Initially, the Judenrat was lead by Mosze (Moses) Pelc who, however, refused to cooperate with the SS and was murdered. His place was taken by Herman Lewi (Hermann Levy), who died in Auschwitz, probably in November 1942

In the Kielce ghetto an attempt to organise resistance was made, but in the abscence of outside help the rebels failed to organise any military action. The ghetto was closed on April 5 1941 in the eve of the Passover. In the following months, despite overcrowding, the entire Jewish population from the Kielce area, about 1,000 Jews from Vienna, and also Jews from Poznań and Łódź were transported to the ghetto. Because of hunger, severe living conditions, and also due to widespread epidemics of typhus, about 4,000 people died in the ghetto.

Liquidation of the ghetto began on August 20th, 1942.  On the first day, after a selection done on Okrzei street, every old, sick or disabled person was shot on the spot and about 6,000-7,000 people – mainly women and children--were deported to the concentration camp in Treblinka.
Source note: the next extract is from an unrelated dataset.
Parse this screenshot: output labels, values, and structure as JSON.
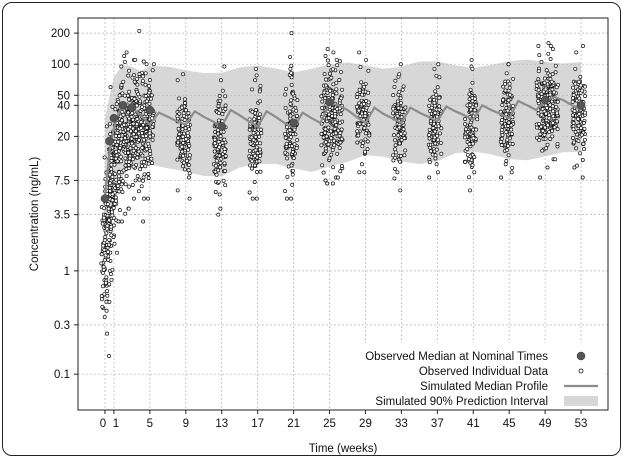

On August 22nd, another 500 people were killed. On the following day, the SS ordered a Jewish doctor to kill every patient in the ghetto hospital. Over the course of 4 days, about 1,200 people were murdered and 20,000 – 21,000 Jews were transported to the  the Treblinka concentration camp

Only 2,000 of people, including qualified Jewish workers, were left in the ghetto on August 24th 1942. These people were held in a camp at Stolarska and Jasna streets, which was operational until spring of 1943. They had to sort out stolen Jewish prpoerty and to clean the ground where the ghetto was. At that time there had been an attempt to create a resistance movement under the leadership of Dawid Brawiner (Bachwiener) and Gerszon Lewkowicz, who started to produce arms and ammunition for the planned uprising. The organisation was, however, soon found out by the commanding officer of the Jewish police, who denounced them to the gestapo. In May 1943, some of the Jewish prisoners from Kielce were deported to the labour camps in Starachowce, Skarżysko-Kamienna, Pionki, and Bliżno. A group of 45 Jewish children aged 15 month to 15 years were killed at the local Jewish cemetery--children that came from families of doctors, members of the Judenrat and Jewish police, who had survived ghetto and camp at Jasna and Stolarska street.